Reinier De Ridder Ready To Test Aung La N Sang

Reinier De Ridder defeats Leandro Ataides ONE WARRIOR'S CODE in Jakarta

Reinier “The Dutch Knight” De Ridder believes his career-best victory over Leandro “Wolf” Ataides will help prepare him to face ONE Middleweight World Champion Aung La “The Burmese Python” N Sang.

The undefeated Brazilian Jiu-Jitsu black belt from Breda, Netherlands, earned a shot at the gold when he defeated the former World Title challenger at ONE: WARRIOR’S CODE in Jakarta, Indonesia on Friday, 7 February.

Though De Ridder was forced to go the distance for the first time in his career, the 15 minutes he spent battling against the colossal Brazilian gave him new confidence in his ability to overcome adversity and taught him some valuable lessons he can use to evolve as a martial artist.

Once “The Dutch Knight” got a chance to recover from his exciting battle inside the Istora Senayan, he revealed what it felt like to go to a decision for the first time, and how he plans to use the experience to defeat “The Burmese Python” when they face off.

ONE Championship: How are you feeling about the match-up and victory in Jakarta?

Reinier De Ridder: I had a lot of time to reflect on the plane home, and I had some time to talk to my coaches.

Basically, it was good to have to dig deep for once, to go all three rounds, and to see how far I could push myself to get the win. A lot of stuff didn’t go to plan at all, but it was good to have to dig deep and get the win anyway.

ONE: What did you learn from the first decision win of your career?

RDR: It taught me a lot about myself, and a lot about my technique as well.

There are a lot of things I will do a lot better in the next fight, there are a lot of things I will work on that I am already working on in my mind. I was in the gym yesterday. I can’t really do a lot yet, but I am really excited to make some adjustments and get ready for Aung La.

ONE: Ataides looked strong in the first round and defended your takedowns well. How did he feel in there?

RDR: His lip got cut in the first two minutes and that made it really slippery. When I shot in and grabbed him, he was slippery like nothing else I have felt before.

I think it was in the second round, I took him down and I thought, ‘Now I got him, he is not going anywhere,’ but then he was like an eel! He moved a little bit and slipped right out of my hands.

ONE: As the bout wore on, you started to look more confident and had more success. Why was that?

RDR: He was very tired. I was tired, but he was empty. He had to work hard to defend my takedowns, and in the clinch, I hit him with a lot of shots to the body as well – a lot of knees – and I think that really helped to wear him out, too.

I still had to be careful as he was very dangerous, especially with the knees. I was careful to not rush in and get hit with one of those.

Holland's Reinier De Ridder takes aim at Leandro Ataides

ONE: He tagged you a few times with hard shots. How did his power feel when you were in there?

RDR: His power is something else. He has been knocking out the top guys – [Vitaly] Bigdash and a lot of others – but he never got a real clean shot off on me.

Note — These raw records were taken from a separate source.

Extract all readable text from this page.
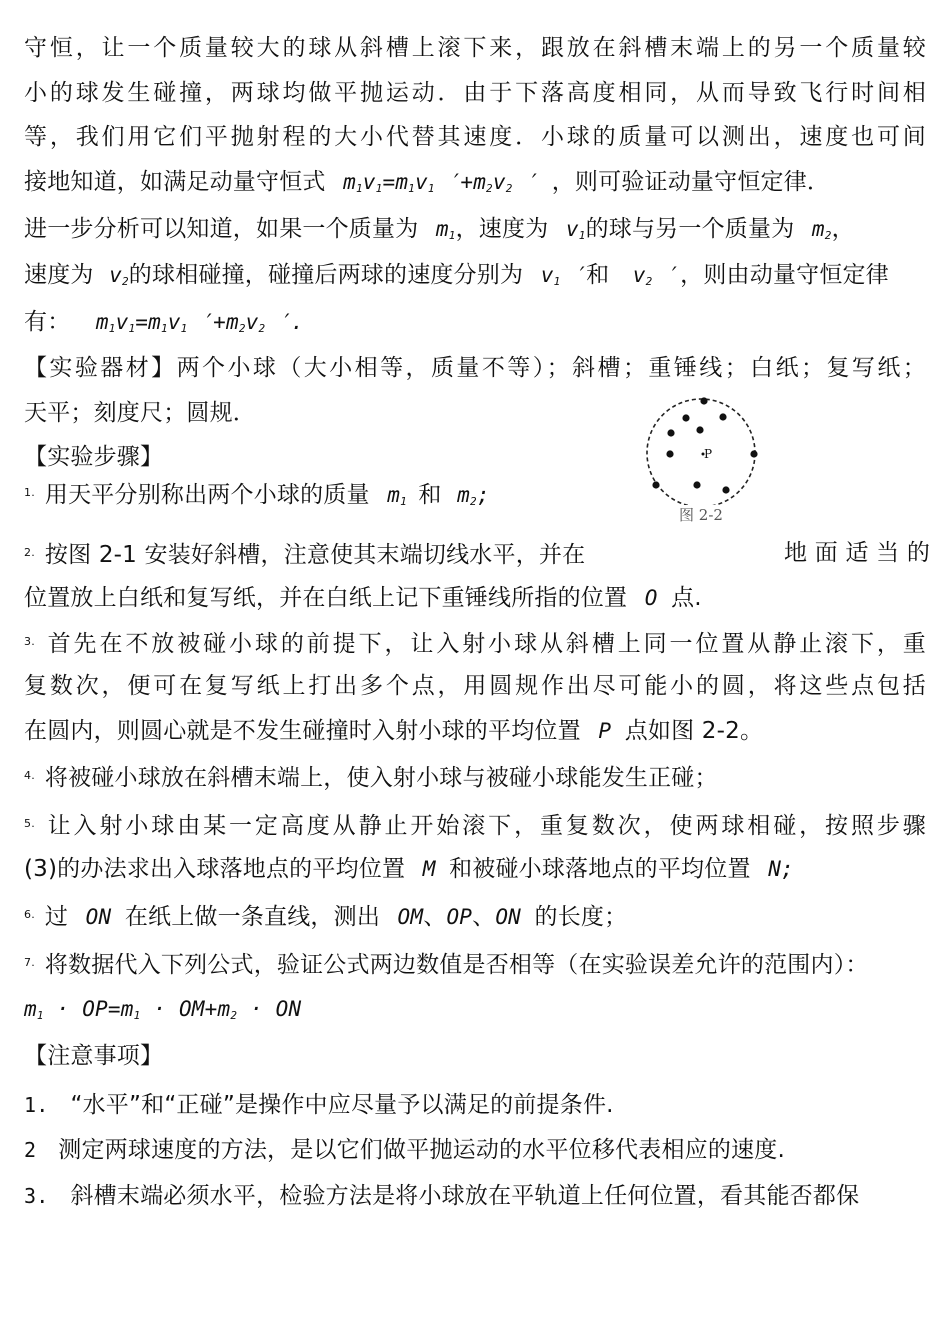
守恒，让一个质量较大的球从斜槽上滚下来，跟放在斜槽末端上的另一个质量较
小的球发生碰撞，两球均做平抛运动．由于下落高度相同，从而导致飞行时间相
等，我们用它们平抛射程的大小代替其速度．小球的质量可以测出，速度也可间
接地知道，如满足动量守恒式 $m_1v_1=m_1v_1$ $'+m_2v_2$ ′ ，则可验证动量守恒定律．
进一步分析可以知道，如果一个质量为 $m_1$，速度为 $v_1$的球与另一个质量为 $m_2$，
速度为 $v_2$的球相碰撞，碰撞后两球的速度分别为 $v_1$ ′和 $v_2$ ′，则由动量守恒定律
有： $m_1v_1=m_1v_1$ $'+m_2v_2$ ′.
【实验器材】两个小球（大小相等，质量不等）；斜槽；重锤线；白纸；复写纸；
天平；刻度尺；圆规．
【实验步骤】	P
图 2-2
$^{1.}$ 用天平分别称出两个小球的质量 $m_1$ 和 $m_2$;
$^{2.}$ 按图 2-1 安装好斜槽，注意使其末端切线水平，并在	地 面 适 当 的
位置放上白纸和复写纸，并在白纸上记下重锤线所指的位置 O 点.
$^{3.}$ 首先在不放被碰小球的前提下，让入射小球从斜槽上同一位置从静止滚下，重
复数次，便可在复写纸上打出多个点，用圆规作出尽可能小的圆，将这些点包括
在圆内，则圆心就是不发生碰撞时入射小球的平均位置 P 点如图 2-2。
$^{4.}$ 将被碰小球放在斜槽末端上，使入射小球与被碰小球能发生正碰；
$^{5.}$ 让入射小球由某一定高度从静止开始滚下，重复数次，使两球相碰，按照步骤
(3)的办法求出入球落地点的平均位置 M 和被碰小球落地点的平均位置 N;
$^{6.}$ 过 ON 在纸上做一条直线，测出 OM、OP、ON 的长度；
$^{7.}$ 将数据代入下列公式，验证公式两边数值是否相等（在实验误差允许的范围内）：
$m_1 \cdot OP=m_1 \cdot OM+m_2$ · ON
【注意事项】
1. “水平”和“正碰”是操作中应尽量予以满足的前提条件.
2 测定两球速度的方法，是以它们做平抛运动的水平位移代表相应的速度.
3. 斜槽末端必须水平，检验方法是将小球放在平轨道上任何位置，看其能否都保
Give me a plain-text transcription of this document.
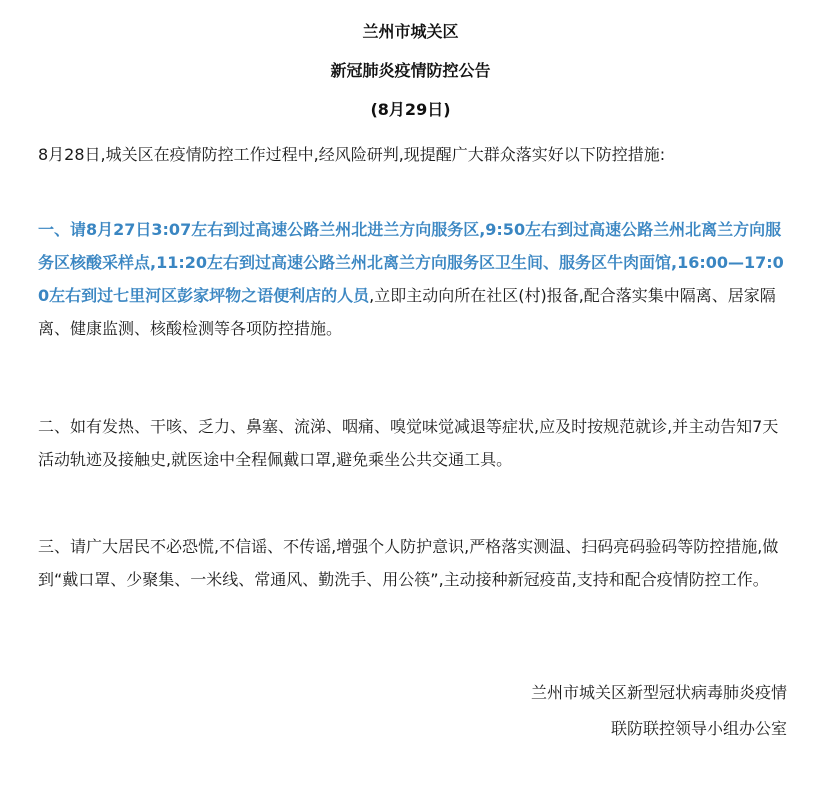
兰州市城关区
新冠肺炎疫情防控公告
(8月29日)

8月28日,城关区在疫情防控工作过程中,经风险研判,现提醒广大群众落实好以下防控措施:

一、请8月27日3:07左右到过高速公路兰州北进兰方向服务区,9:50左右到过高速公路兰州北离兰方向服务区核酸采样点,11:20左右到过高速公路兰州北离兰方向服务区卫生间、服务区牛肉面馆,16:00—17:00左右到过七里河区彭家坪物之语便利店的人员,立即主动向所在社区(村)报备,配合落实集中隔离、居家隔离、健康监测、核酸检测等各项防控措施。

二、如有发热、干咳、乏力、鼻塞、流涕、咽痛、嗅觉味觉减退等症状,应及时按规范就诊,并主动告知7天活动轨迹及接触史,就医途中全程佩戴口罩,避免乘坐公共交通工具。

三、请广大居民不必恐慌,不信谣、不传谣,增强个人防护意识,严格落实测温、扫码亮码验码等防控措施,做到“戴口罩、少聚集、一米线、常通风、勤洗手、用公筷”,主动接种新冠疫苗,支持和配合疫情防控工作。

兰州市城关区新型冠状病毒肺炎疫情
联防联控领导小组办公室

I was always moving my head, or there was always something in-between to block it. I’m glad I didn’t get a knee to the face or something crazy! He was strong and powerful, and he’s wild. His hands were really low. That’s something I’ve never experienced either and it really stuck in my mind.

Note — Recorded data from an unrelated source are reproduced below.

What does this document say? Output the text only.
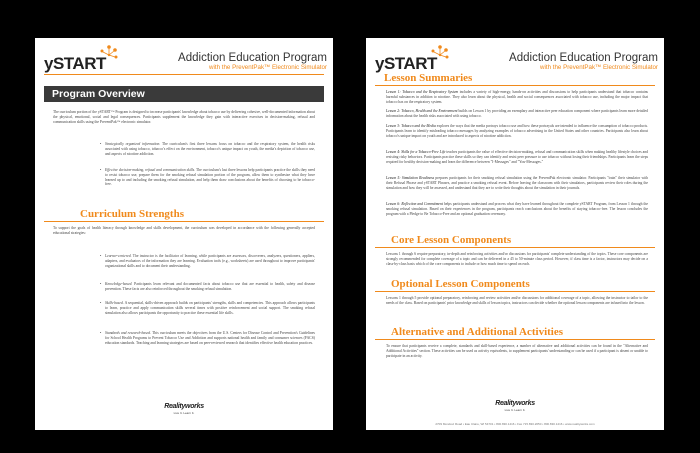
ySTART	Addiction Education Program
with the PreventPak™ Electronic Simulator
Program Overview
The curriculum portion of the ySTART™ Program is designed to increase participants' knowledge about tobacco use by delivering cohesive, well-documented information about the physical, emotional, social and legal consequences. Participants supplement the knowledge they gain with interactive exercises in decision-making, refusal and communication skills using the PreventPak™ electronic simulator.
• Strategically organized information. The curriculum's first three lessons focus on tobacco and the respiratory system, the health risks associated with using tobacco, tobacco's effect on the environment, tobacco's unique impact on youth, the media's depiction of tobacco use, and aspects of nicotine addiction.
• Effective decision-making, refusal and communication skills. The curriculum's last three lessons help participants practice the skills they need to resist tobacco use, prepare them for the smoking refusal simulation portion of the program, allow them to synthesize what they have learned up to and including the smoking refusal simulation, and help them draw conclusions about the benefits of choosing to be tobacco-free.
Curriculum Strengths
To support the goals of health literacy through knowledge and skills development, the curriculum was developed in accordance with the following generally accepted educational strategies:
• Learner-centered. The instructor is the facilitator of learning, while participants are assessors, discoverers, analyzers, questioners, appliers, adapters, and evaluators of the information they are learning. Evaluation tools (e.g., worksheets) are used throughout to improve participants' organizational skills and to document their understanding.
• Knowledge-based. Participants learn relevant and documented facts about tobacco use that are essential to health, safety and disease prevention. These facts are also reinforced throughout the smoking refusal simulation.
• Skills-based. A sequential, skills-driven approach builds on participants' strengths, skills and competencies. This approach allows participants to learn, practice and apply communication skills several times with positive reinforcement and social support. The smoking refusal simulation also allows participants the opportunity to practice these essential life skills.
• Standards and research-based. This curriculum meets the objectives from the U.S. Centers for Disease Control and Prevention's Guidelines for School Health Programs to Prevent Tobacco Use and Addiction and supports national health and family and consumer sciences (FACS) education standards. Teaching and learning strategies are based on peer-reviewed research that identifies effective health education practices.
Realityworks
Live It. Learn It.
ySTART	Addiction Education Program
with the PreventPak™ Electronic Simulator
Lesson Summaries
Lesson 1: Tobacco and the Respiratory System includes a variety of high-energy, hands-on activities and discussions to help participants understand that tobacco contains harmful substances in addition to nicotine. They also learn about the physical, health and social consequences associated with tobacco use, including the major impact that tobacco has on the respiratory system.
Lesson 2: Tobacco, Health and the Environment builds on Lesson 1 by providing an exemplary and interactive peer education component where participants learn more detailed information about the health risks associated with using tobacco.
Lesson 3: Tobacco and the Media explores the ways that the media portrays tobacco use and how these portrayals are intended to influence the consumption of tobacco products. Participants learn to identify misleading tobacco messages by analyzing examples of tobacco advertising in the United States and other countries. Participants also learn about tobacco's unique impact on youth and are introduced to aspects of nicotine addiction.
Lesson 4: Skills for a Tobacco-Free Life teaches participants the value of effective decision-making, refusal and communication skills when making healthy lifestyle choices and resisting risky behaviors. Participants practice these skills so they can identify and resist peer pressure to use tobacco without losing their friendships. Participants learn the steps required for healthy decision-making and learn the difference between "I-Messages" and "You-Messages."
Lesson 5: Simulation Readiness prepares participants for their smoking refusal simulation using the PreventPak electronic simulator. Participants "train" their simulator with their Refusal Phrase and ySTART Phrases, and practice a smoking refusal event. Before leaving the classroom with their simulators, participants review their roles during the simulation and how they will be assessed, and understand that they are to write their thoughts about the simulation in their journals.
Lesson 6: Reflection and Commitment helps participants understand and process what they have learned throughout the complete ySTART Program, from Lesson 1 through the smoking refusal simulation. Based on their experiences in the program, participants reach conclusions about the benefits of staying tobacco-free. The lesson concludes the program with a Pledge to Be Tobacco-Free and an optional graduation ceremony.
Core Lesson Components
Lessons 1 through 6 require preparatory, in-depth and reinforcing activities and/or discussions for participants' complete understanding of the topics. These core components are strongly recommended for complete coverage of a topic and can be delivered in a 45 to 50-minute class period. However, if class time is a factor, instructors may decide on a class-by-class basis which of the core components to include or how much time to spend on each.
Optional Lesson Components
Lessons 1 through 5 provide optional preparatory, reinforcing and review activities and/or discussions for additional coverage of a topic, allowing the instructor to tailor to the needs of the class. Based on participants' prior knowledge and skills of lesson topics, instructors can decide whether the optional lesson components are infused into the lesson.
Alternative and Additional Activities
To ensure that participants receive a complete, standards and skill-based experience, a number of alternative and additional activities can be found in the "Alternative and Additional Activities" section. These activities can be used as activity equivalents, to supplement participants' understanding or can be used if a participant is absent or unable to participate in an activity.
Realityworks
Live It. Learn It.
2709 Mondovi Road • Eau Claire, WI 54701 • 800.830.1416 • Fax 715.830.2050 • 800.830.1416 • www.realityworks.com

Because his hands were low, I didn’t know where the shots were coming from. I would hit him with a jab or a cross or something, but then his left hand or right hand would come up and I couldn’t see where it was coming from.

Normally when the hands are up I can see where the shots are coming from more precisely. I had to go with big head movement to avoid these shots because I didn’t know where they were coming from. There is nobody in the gym that fights that way so it’s a new thing, but I think it’s something I can work on.

ONE: What do you think was the key thing that earned you the win?

RDR: I think I did more damage. I think if the fight would have gone two or three more minutes, I would have finished him. 

ONE: How satisfied are you overall with your performance?

RDR: I wasn’t satisfied, to be honest. I’m in there to finish a guy, not win a decision, so in the first few hours after the fight I was happy I got the win, but I was unhappy about not getting a finish.

But, I feel good about the fight now. That came after a few days of processing it and talking to my coaches. Now I’m proud I showed heart and proud that I got the win despite all of the stuff that happened in the fight.

I’m happy I dug deep and gave it all I had in the last round, but it wasn’t my most technical performance. I have much more to show.

ONE: With the win, you booked your spot against Aung La N Sang to compete for the ONE Middleweight World Title. When would you like that to happen?

RDR: I just need a few weeks to heal up, then I will be ready. I think he has earned the right to pick the place and the time, but I just want to heal up, then I will get back to it.

ONE: Are you more confident about facing him now you’ve beaten one of the division’s most dangerous men?

RDR: Yeah, I took a guy out who knocked out Bigdash. Aung La didn’t knock out Bigdash. They had two close fights, so let’s see what I can do with Aung La!